Thanks for the answers.

@Sunile Manjee - we have a dedicated KDC which responds quite quickly, no network issues so far.

@Terry Stebbens - we've already bumped the fetch size and that helped a lot.

I am wondering if that's ok that each fetch is authenticated.

avatar
Contributor

I managed to isolate the issue a bit. Looks that it's not related to oozie jobs but can be observed in java code connecting to hiveserver2 over JDBC.

I wrapped a query in some java code and run in my test environment. In the code I make a jdbc connection to hiveserver2. Before the connection is established, I make kerberos authentication. I wrote two separate apps, one uses the Java GSS API, the other one authenticates using UserGroupInformation.loginUserFromKeytab.

When the hiveserver2 is in the binary transport mode, both apps perform well.
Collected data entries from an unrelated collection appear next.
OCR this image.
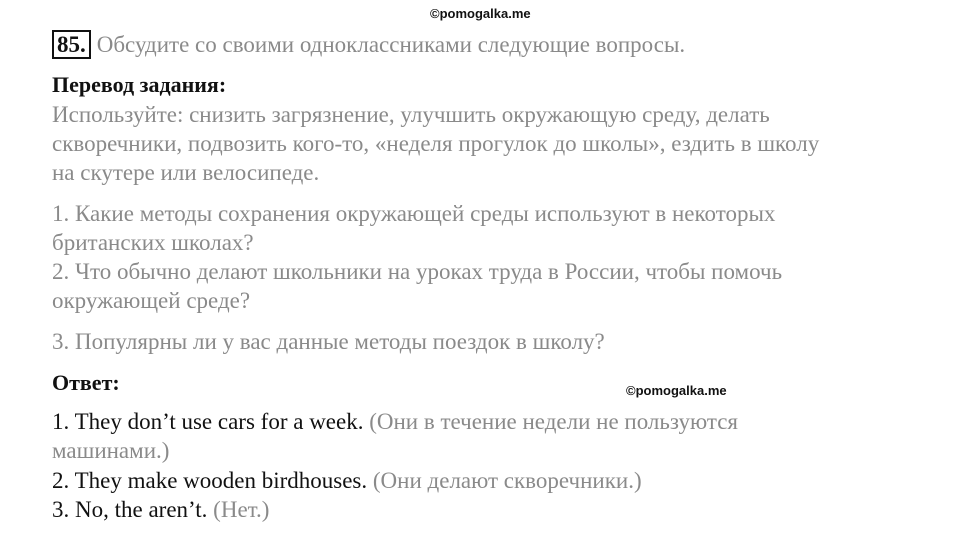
©pomogalka.me
85. Обсудите со своими одноклассниками следующие вопросы.
Перевод задания:
Используйте: снизить загрязнение, улучшить окружающую среду, делать
скворечники, подвозить кого-то, «неделя прогулок до школы», ездить в школу
на скутере или велосипеде.
1. Какие методы сохранения окружающей среды используют в некоторых
британских школах?
2. Что обычно делают школьники на уроках труда в России, чтобы помочь
окружающей среде?
3. Популярны ли у вас данные методы поездок в школу?
Ответ:	©pomogalka.me
1. They don’t use cars for a week. (Они в течение недели не пользуются
машинами.)
2. They make wooden birdhouses. (Они делают скворечники.)
3. No, the aren’t. (Нет.)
When the hiveserver2 is in the HTTP transport mode, the job which uses Java GSS API calls my KDC before each fetch operation. I run the app with JGSS debugging. Before each fetch the following log is printed:

Search Subject for Kerberos V5 INIT cred (<<DEF>>, sun.security.jgss.krb5.Krb5InitCredential)
Found ticket for piterr@MYIPADOMAIN.BEETLE.INT to go to krbtgt/MYIPADOMAIN.BEETLE.INT@MYIPADOMAIN.BEETLE.INT expiring on Fri Jun 17 09:02:29 CEST 2016
Entered Krb5Context.initSecContext with state=STATE_NEW
Service ticket not found in the subject
>>> Credentials acquireServiceCreds: same realm
Using builtin default etypes for default_tgs_enctypes
default etypes for default_tgs_enctypes: 18 17 16 23.
>>> CksumType: sun.security.krb5.internal.crypto.RsaMd5CksumType
>>> EType: sun.security.krb5.internal.crypto.Aes256CtsHmacSha1EType
getKDCFromDNS using UDP
>>> KrbKdcReq send: kdc=fipasrv.beetle.int. UDP:88, timeout=30000, number of retries =3, #bytes=726
>>> KDCCommunication: kdc=fipasrv.beetle.int. UDP:88, timeout=30000,Attempt =1, #bytes=726
>>> KrbKdcReq send: #bytes read=706
>>> KdcAccessibility: remove fipasrv.beetle.int.:88
>>> EType: sun.security.krb5.internal.crypto.Aes256CtsHmacSha1EType
>>> KrbApReq: APOptions are 00000000 00000000 00000000 00000000
>>> EType: sun.security.krb5.internal.crypto.Aes256CtsHmacSha1EType
Krb5Context setting mySeqNumber to: 879752450
Krb5Context setting peerSeqNumber to: 0
Created InitSecContextToken:
0000: 01 00 6E 82 02 69 30 82   02 65 A0 03 02 01 05 A1  ..n..i0..e......
0010: 03 02 01 0E A2 07 03 05   00 00 00 00 00 A3 82 01  ................
0020: 72 61 82 01 6E 30 82 01   6A A0 03 02 01 05 A1 18  ra..n0..j.......
0030: 1B 16 4D 59 49 50 41 44   4F 4D 41 49 4E 2E 42 45  ..MYIPADOMAIN.BE
0040: 45 54 4C 45 2E 49 4E 54   A2 26 30 24 A0 03 02 01  ETLE.INT.&0$....
....

When I switch back to the binary transport mode, everything works smoothly.

avatar
Contributor

We've managed to solve the problem. Deeper examination of the JDBC communication between the client and the hive server shows that the cookie authentication mechanism, which should prevent subsequent authentication calls within a single session requires the http server with SSL.

Solution:

Either of the following resolves the issue:

  • Enable SSL for hiveserver2 in http transport mode for the default configuration of the service.
  • If you don’t need SSL, disable the requirement for secure cookies. Set the parameter hive.server2.thrift.http.cookie.is.secure=false in hiveserver2-site.xml.

Note: the hiveserver2 documentation lacks detailed information about the cookie authentication mechanism. Only code and component debugging/tracing may shed some light on the investigation.